By Praveen Menon and Mirwais Harooni
KABUL (Reuters) - Protesters gathered in the Afghan capital on Saturday in support of presidential candidate Abdullah Abdullah's accusation of vote fraud, and his call for the organisers to stop counting the ballots from the run-off election held a week ago.
Several hundred people gathered, disrupting traffic on the main road to the airport, as police were deployed with batons and riot shields to counter any violence.
Tensions have been running high in Kabul since the run-off between Abdullah and his rival Ashraf Ghani, an former World Bank economist.
Abdullah says he no longer trusts the electoral bodies and blames them and interference by President Hamid Karzai for mass fraud. He wants the electoral bodies to halt counting votes and has invited the United Nations to intervene.
The move has imperilled Afghanistan's political transition at a critical time, with most foreign troops preparing to leave by the end of 2014, and a Taliban insurgency still raging after 13 years.
Karzai late on Friday - to the dismay of diplomats who want the electoral bodies to be respected and the election process to completed - issued a statement supporting Abdullah's call for the United Nations to intervene in the election.

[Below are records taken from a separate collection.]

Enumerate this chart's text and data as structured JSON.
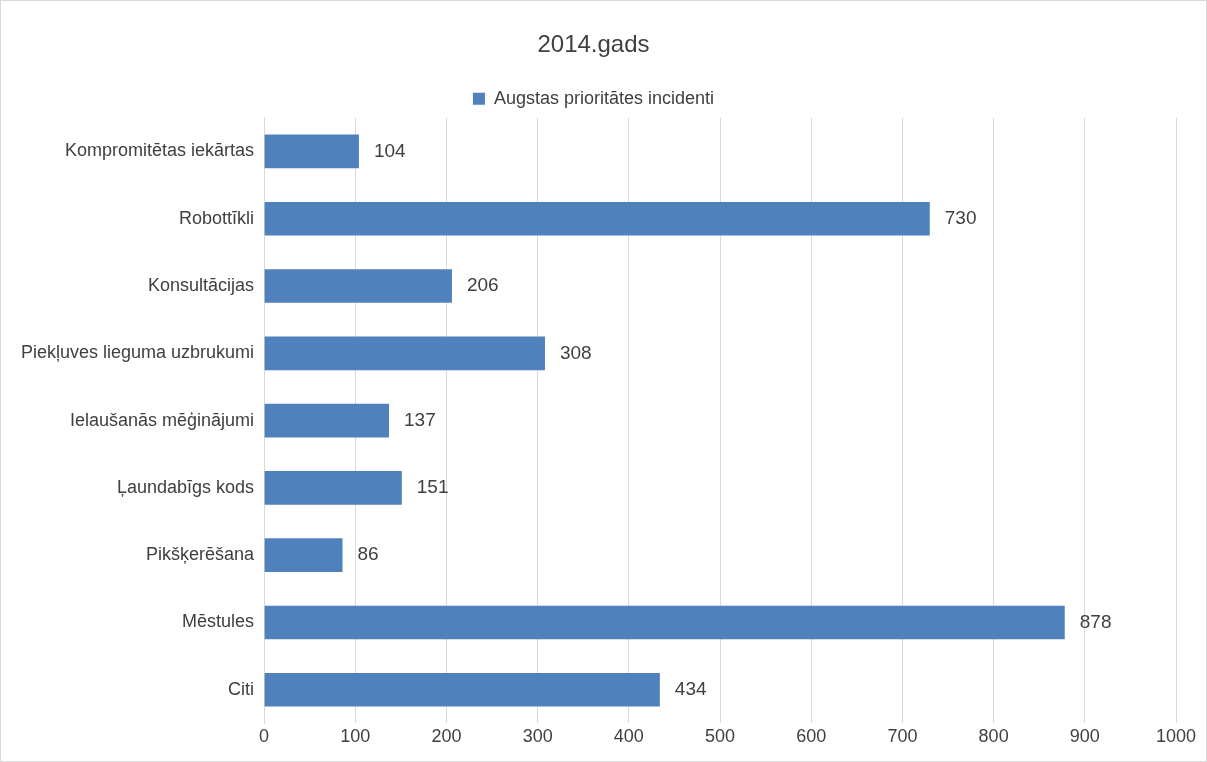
{
  "chart_data": {
    "type": "bar",
    "orientation": "horizontal",
    "title": "2014.gads",
    "categories": [
      "Kompromitētas iekārtas",
      "Robottīkli",
      "Konsultācijas",
      "Piekļuves lieguma uzbrukumi",
      "Ielaušanās mēģinājumi",
      "Ļaundabīgs kods",
      "Pikšķerēšana",
      "Mēstules",
      "Citi"
    ],
    "series": [
      {
        "name": "Augstas prioritātes incidenti",
        "color": "#4f81bd",
        "values": [
          104,
          730,
          206,
          308,
          137,
          151,
          86,
          878,
          434
        ]
      }
    ],
    "xlim": [
      0,
      1000
    ],
    "xticks": [
      0,
      100,
      200,
      300,
      400,
      500,
      600,
      700,
      800,
      900,
      1000
    ],
    "grid": "x",
    "legend": "top",
    "data_labels": true
  }
}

The United Nations has said it needs to hear the details of any proposal, but is ready to support an "Afghan-led process".
There are fears that street protests could turn violent and take on an ethnic dimension, as most of Abdullah's supporters are Tajiks, the second largest ethnic group, while Ghani's supporters are mainly Pashtun, the largest group in Afghanistan.

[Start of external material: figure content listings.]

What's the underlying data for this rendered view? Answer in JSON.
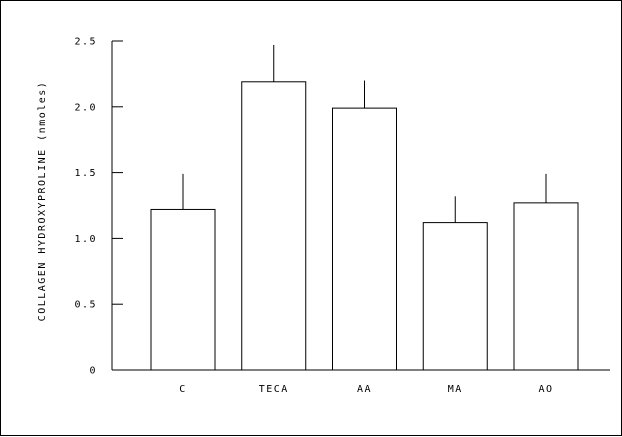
{
  "chart_data": {
    "type": "bar",
    "ylabel": "COLLAGEN HYDROXYPROLINE (nmoles)",
    "categories": [
      "C",
      "TECA",
      "AA",
      "MA",
      "AO"
    ],
    "values": [
      1.22,
      2.19,
      1.99,
      1.12,
      1.27
    ],
    "error_upper": [
      0.27,
      0.28,
      0.21,
      0.2,
      0.22
    ],
    "yticks": [
      "0",
      "0.5",
      "1.0",
      "1.5",
      "2.0",
      "2.5"
    ],
    "ylim": [
      0,
      2.5
    ],
    "grid": false,
    "legend": "none",
    "colors": {
      "bar_fill": "#ffffff",
      "bar_stroke": "#000000",
      "axis": "#000000"
    }
  }
}
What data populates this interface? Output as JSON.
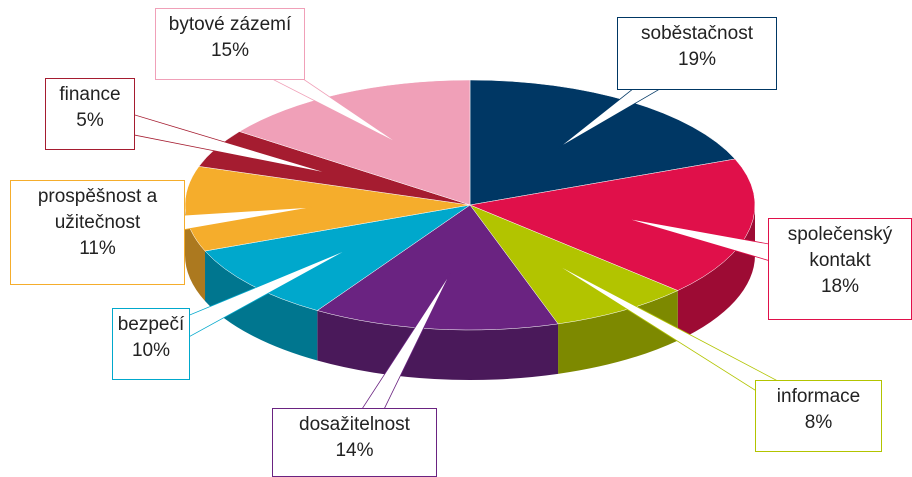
{
  "chart_data": {
    "type": "pie",
    "categories": [
      "soběstačnost",
      "společenský kontakt",
      "informace",
      "dosažitelnost",
      "bezpečí",
      "prospěšnost a užitečnost",
      "finance",
      "bytové zázemí"
    ],
    "values": [
      19,
      18,
      8,
      14,
      10,
      11,
      5,
      15
    ],
    "value_labels": [
      "19%",
      "18%",
      "8%",
      "14%",
      "10%",
      "11%",
      "5%",
      "15%"
    ],
    "colors": [
      "#003764",
      "#e0104a",
      "#b2c400",
      "#6a2381",
      "#00a8cc",
      "#f5ad2c",
      "#a51c30",
      "#f0a0b8"
    ]
  }
}
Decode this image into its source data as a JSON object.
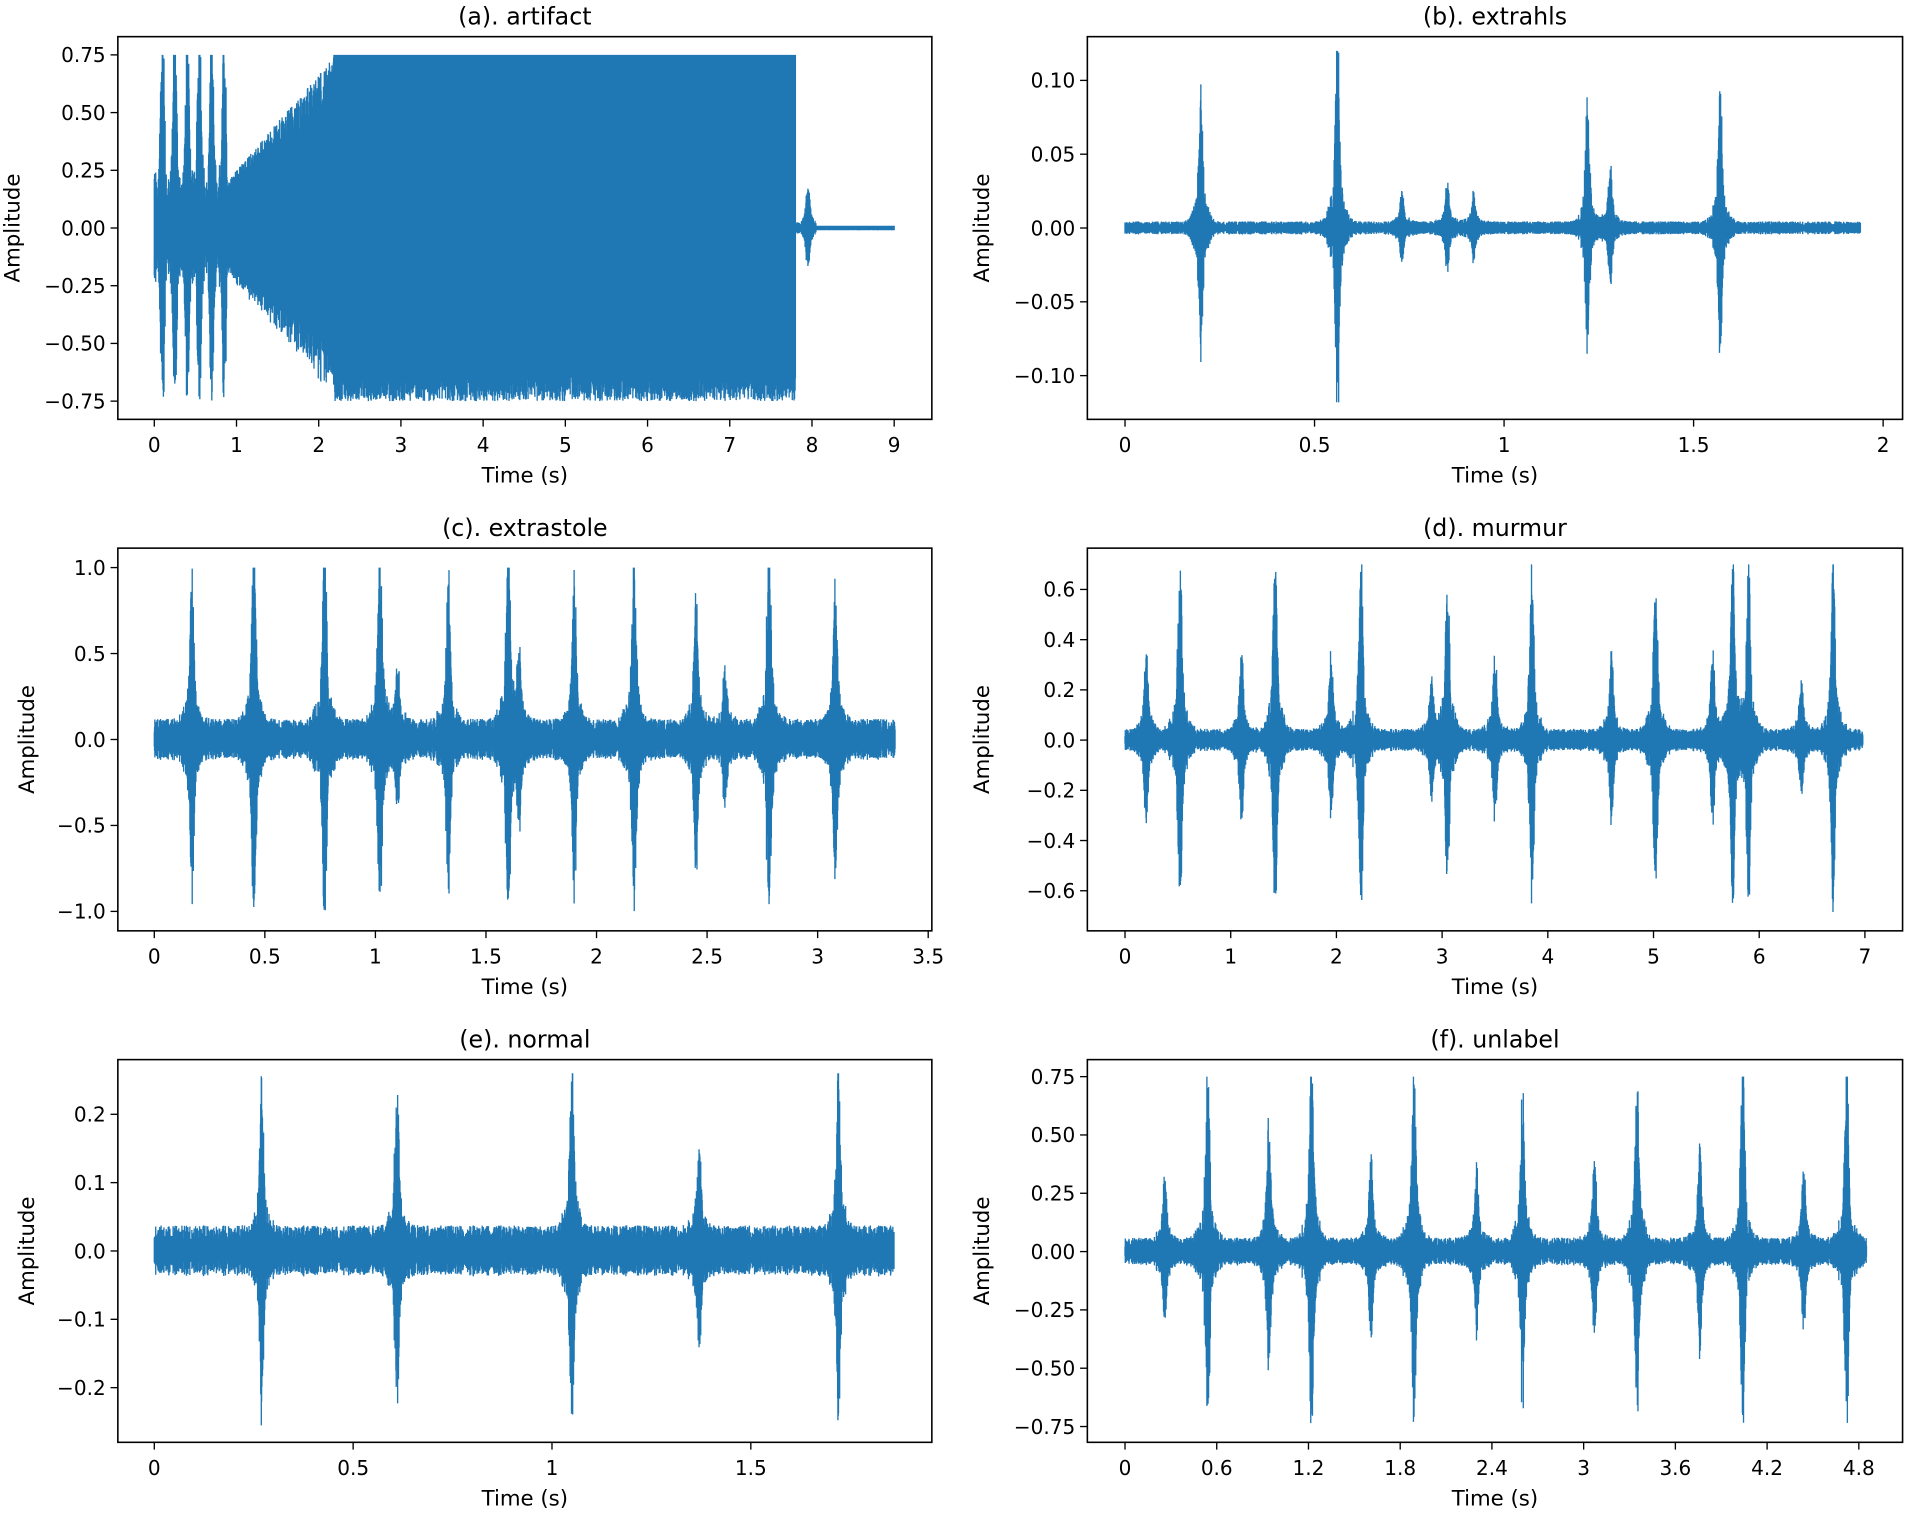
{
  "chart_data": [
    {
      "type": "line",
      "title": "(a). artifact",
      "xlabel": "Time (s)",
      "ylabel": "Amplitude",
      "xlim": [
        0,
        9
      ],
      "ylim": [
        -0.75,
        0.75
      ],
      "xticks": [
        "0",
        "1",
        "2",
        "3",
        "4",
        "5",
        "6",
        "7",
        "8",
        "9"
      ],
      "xtick_values": [
        0,
        1,
        2,
        3,
        4,
        5,
        6,
        7,
        8,
        9
      ],
      "yticks": [
        "0.75",
        "0.50",
        "0.25",
        "0.00",
        "−0.25",
        "−0.50",
        "−0.75"
      ],
      "ytick_values": [
        0.75,
        0.5,
        0.25,
        0,
        -0.25,
        -0.5,
        -0.75
      ],
      "duration": 9.0,
      "noise": 0.01,
      "clipped_region": [
        1.0,
        7.8
      ],
      "clip_amplitude": 0.75,
      "bursts": [
        [
          0.0,
          0.16
        ],
        [
          0.1,
          0.75
        ],
        [
          0.25,
          0.75
        ],
        [
          0.4,
          0.75
        ],
        [
          0.55,
          0.75
        ],
        [
          0.7,
          0.75
        ],
        [
          0.85,
          0.75
        ],
        [
          7.95,
          0.16
        ]
      ]
    },
    {
      "type": "line",
      "title": "(b). extrahls",
      "xlabel": "Time (s)",
      "ylabel": "Amplitude",
      "xlim": [
        0,
        2
      ],
      "ylim": [
        -0.12,
        0.12
      ],
      "xticks": [
        "0",
        "0.5",
        "1",
        "1.5",
        "2"
      ],
      "xtick_values": [
        0,
        0.5,
        1,
        1.5,
        2
      ],
      "yticks": [
        "0.10",
        "0.05",
        "0.00",
        "−0.05",
        "−0.10"
      ],
      "ytick_values": [
        0.1,
        0.05,
        0,
        -0.05,
        -0.1
      ],
      "duration": 1.94,
      "noise": 0.003,
      "bursts": [
        [
          0.2,
          0.08
        ],
        [
          0.56,
          0.12
        ],
        [
          0.73,
          0.02
        ],
        [
          0.85,
          0.025
        ],
        [
          0.92,
          0.02
        ],
        [
          1.22,
          0.075
        ],
        [
          1.28,
          0.035
        ],
        [
          1.57,
          0.085
        ]
      ]
    },
    {
      "type": "line",
      "title": "(c). extrastole",
      "xlabel": "Time (s)",
      "ylabel": "Amplitude",
      "xlim": [
        0,
        3.5
      ],
      "ylim": [
        -1.0,
        1.0
      ],
      "xticks": [
        "0",
        "0.5",
        "1",
        "1.5",
        "2",
        "2.5",
        "3",
        "3.5"
      ],
      "xtick_values": [
        0,
        0.5,
        1,
        1.5,
        2,
        2.5,
        3,
        3.5
      ],
      "yticks": [
        "1.0",
        "0.5",
        "0.0",
        "−0.5",
        "−1.0"
      ],
      "ytick_values": [
        1,
        0.5,
        0,
        -0.5,
        -1
      ],
      "duration": 3.35,
      "noise": 0.08,
      "bursts": [
        [
          0.17,
          0.8
        ],
        [
          0.45,
          1.0
        ],
        [
          0.77,
          1.0
        ],
        [
          1.02,
          1.0
        ],
        [
          1.1,
          0.35
        ],
        [
          1.33,
          0.8
        ],
        [
          1.6,
          1.0
        ],
        [
          1.65,
          0.4
        ],
        [
          1.9,
          0.8
        ],
        [
          2.17,
          1.0
        ],
        [
          2.45,
          0.7
        ],
        [
          2.58,
          0.3
        ],
        [
          2.78,
          1.0
        ],
        [
          3.08,
          0.8
        ]
      ]
    },
    {
      "type": "line",
      "title": "(d). murmur",
      "xlabel": "Time (s)",
      "ylabel": "Amplitude",
      "xlim": [
        0,
        7
      ],
      "ylim": [
        -0.7,
        0.7
      ],
      "xticks": [
        "0",
        "1",
        "2",
        "3",
        "4",
        "5",
        "6",
        "7"
      ],
      "xtick_values": [
        0,
        1,
        2,
        3,
        4,
        5,
        6,
        7
      ],
      "yticks": [
        "0.6",
        "0.4",
        "0.2",
        "0.0",
        "−0.2",
        "−0.4",
        "−0.6"
      ],
      "ytick_values": [
        0.6,
        0.4,
        0.2,
        0,
        -0.2,
        -0.4,
        -0.6
      ],
      "duration": 6.98,
      "noise": 0.03,
      "bursts": [
        [
          0.2,
          0.3
        ],
        [
          0.52,
          0.65
        ],
        [
          1.1,
          0.3
        ],
        [
          1.42,
          0.63
        ],
        [
          1.95,
          0.3
        ],
        [
          2.23,
          0.65
        ],
        [
          2.9,
          0.2
        ],
        [
          3.05,
          0.58
        ],
        [
          3.5,
          0.3
        ],
        [
          3.85,
          0.6
        ],
        [
          4.6,
          0.3
        ],
        [
          5.02,
          0.55
        ],
        [
          5.56,
          0.3
        ],
        [
          5.75,
          0.7
        ],
        [
          5.9,
          0.6
        ],
        [
          6.4,
          0.2
        ],
        [
          6.7,
          0.63
        ]
      ]
    },
    {
      "type": "line",
      "title": "(e). normal",
      "xlabel": "Time (s)",
      "ylabel": "Amplitude",
      "xlim": [
        0,
        1.86
      ],
      "ylim": [
        -0.26,
        0.26
      ],
      "xticks": [
        "0",
        "0.5",
        "1",
        "1.5"
      ],
      "xtick_values": [
        0,
        0.5,
        1,
        1.5
      ],
      "yticks": [
        "0.2",
        "0.1",
        "0.0",
        "−0.1",
        "−0.2"
      ],
      "ytick_values": [
        0.2,
        0.1,
        0,
        -0.1,
        -0.2
      ],
      "duration": 1.86,
      "noise": 0.025,
      "bursts": [
        [
          0.27,
          0.19
        ],
        [
          0.61,
          0.2
        ],
        [
          1.05,
          0.25
        ],
        [
          1.37,
          0.13
        ],
        [
          1.72,
          0.22
        ]
      ]
    },
    {
      "type": "line",
      "title": "(f). unlabel",
      "xlabel": "Time (s)",
      "ylabel": "Amplitude",
      "xlim": [
        0,
        4.8
      ],
      "ylim": [
        -0.75,
        0.75
      ],
      "xticks": [
        "0",
        "0.6",
        "1.2",
        "1.8",
        "2.4",
        "3",
        "3.6",
        "4.2",
        "4.8"
      ],
      "xtick_values": [
        0,
        0.6,
        1.2,
        1.8,
        2.4,
        3,
        3.6,
        4.2,
        4.8
      ],
      "yticks": [
        "0.75",
        "0.50",
        "0.25",
        "0.00",
        "−0.25",
        "−0.50",
        "−0.75"
      ],
      "ytick_values": [
        0.75,
        0.5,
        0.25,
        0,
        -0.25,
        -0.5,
        -0.75
      ],
      "duration": 4.85,
      "noise": 0.04,
      "bursts": [
        [
          0.26,
          0.27
        ],
        [
          0.54,
          0.7
        ],
        [
          0.94,
          0.48
        ],
        [
          1.22,
          0.75
        ],
        [
          1.61,
          0.34
        ],
        [
          1.89,
          0.67
        ],
        [
          2.3,
          0.28
        ],
        [
          2.6,
          0.58
        ],
        [
          3.07,
          0.33
        ],
        [
          3.35,
          0.63
        ],
        [
          3.76,
          0.39
        ],
        [
          4.04,
          0.69
        ],
        [
          4.44,
          0.28
        ],
        [
          4.72,
          0.66
        ]
      ]
    }
  ],
  "colors": {
    "series": "#1f77b4",
    "axes": "#000000"
  }
}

Abdullah's supporters chanted "we will defend our vote to the last drop of blood", while blocking the road leading to the airport on the outskirts of the capital.
They also brandished banners with slogans, including "Death to Karzai", "Death to Ghani". The Independent Election Commission was similarly targeted, with banners that read "Death to the IEC".
Elsewhere in Kabul, a suicide bomber killed himself and a bystander in an attempt to assassinate an advisor to the the High Peace Council, which is seeking reconciliation with Taliban fighters.
The advisor, Mohammad Massom Stanikzai escaped unharmed, but other several people were wounded, police officials said.